This is a webrtc, websockets and opencv experiment developed during a athega hackday.
Frames are captured from the web camera via webrtc and sent to the server over websockets. On the server the frames are processed with opencv and a json response is sent back to the client.
Sample json response:
{
"face": {
"distance": 428.53381034802453,
"coords": {
"y": "39",
"x": "121",
"height": "137",
"width": "137"
},
"name": "mike"
}
}
Everything except distance
is pretty self explanatory.
name
is the predicted name of the person in front of the camera.
coords
is where the face is found in the image.
distance
is a measurement on how accurate the prediction is, lower is better.
If we can't get a reliable prediction (10 consecutive frames that contains a face and with a distance lower than 1000) we switch over to training mode. In training mode we capture 10 images and send them together with a name back to the server for retraining. After the training has been completed we switch back to recognition mode and hopefully we'll get a more accurate result.

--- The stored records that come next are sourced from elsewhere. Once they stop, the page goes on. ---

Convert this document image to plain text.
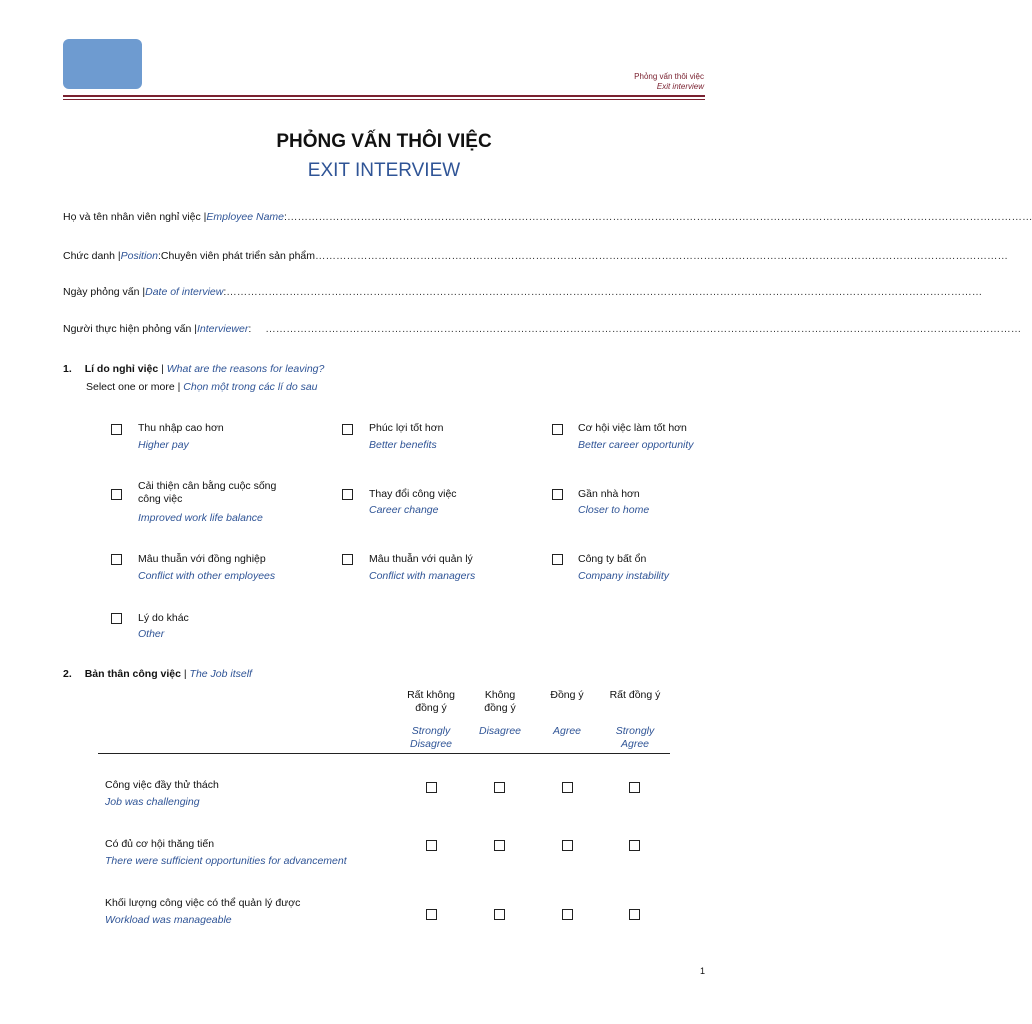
Phỏng vấn thôi việc
Exit interview
PHỎNG VẤN THÔI VIỆC
EXIT INTERVIEW
Họ và tên nhân viên nghỉ việc | Employee Name : ……………………………………………………………………………………………………………………………………………………………………………………………
Chức danh | Position : Chuyên viên phát triển sản phẩm ………………………………………………………………………………………………………………………………………………………………………………
Ngày phỏng vấn | Date of interview : ………………………………………………………………………………………………………………………………………………………………………………………………
Người thực hiện phỏng vấn | Interviewer : ………………………………………………………………………………………………………………………………………………………………………………………………
1. Lí do nghỉ việc | What are the reasons for leaving?
Select one or more | Chọn một trong các lí do sau
Thu nhập cao hơn
Higher pay
Phúc lợi tốt hơn
Better benefits
Cơ hội việc làm tốt hơn
Better career opportunity
Cải thiện cân bằng cuộc sống công việc
Improved work life balance
Thay đổi công việc
Career change
Gần nhà hơn
Closer to home
Mâu thuẫn với đồng nghiệp
Conflict with other employees
Mâu thuẫn với quản lý
Conflict with managers
Công ty bất ổn
Company instability
Lý do khác
Other
2. Bản thân công việc | The Job itself
Rất không đồng ý
Strongly Disagree
Không đồng ý
Disagree
Đồng ý
Agree
Rất đồng ý
Strongly Agree
Công việc đầy thử thách
Job was challenging
Có đủ cơ hội thăng tiến
There were sufficient opportunities for advancement
Khối lượng công việc có thể quản lý được
Workload was manageable
1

Make sure the dependencies are met.
Create the database by issuing the following in the data folder sqlite3 images.db < ../db/create_db.sql
.
Download the AT&T face database and extract it to data/images
before the server is started. This is needed to build the initial prediction model.
cd data
wget http://www.cl.cam.ac.uk/Research/DTG/attarchive/pub/data/att_faces.tar.Z
tar zxvf att_faces.tar.Z
mv att_faces images
Copy haarcascade_frontalface_alt.xml
from <path to opencv source>/data/haarcascades/
to the data folder.
Run with python server.py
and browse to http://localhost:8888 when the model has been trained.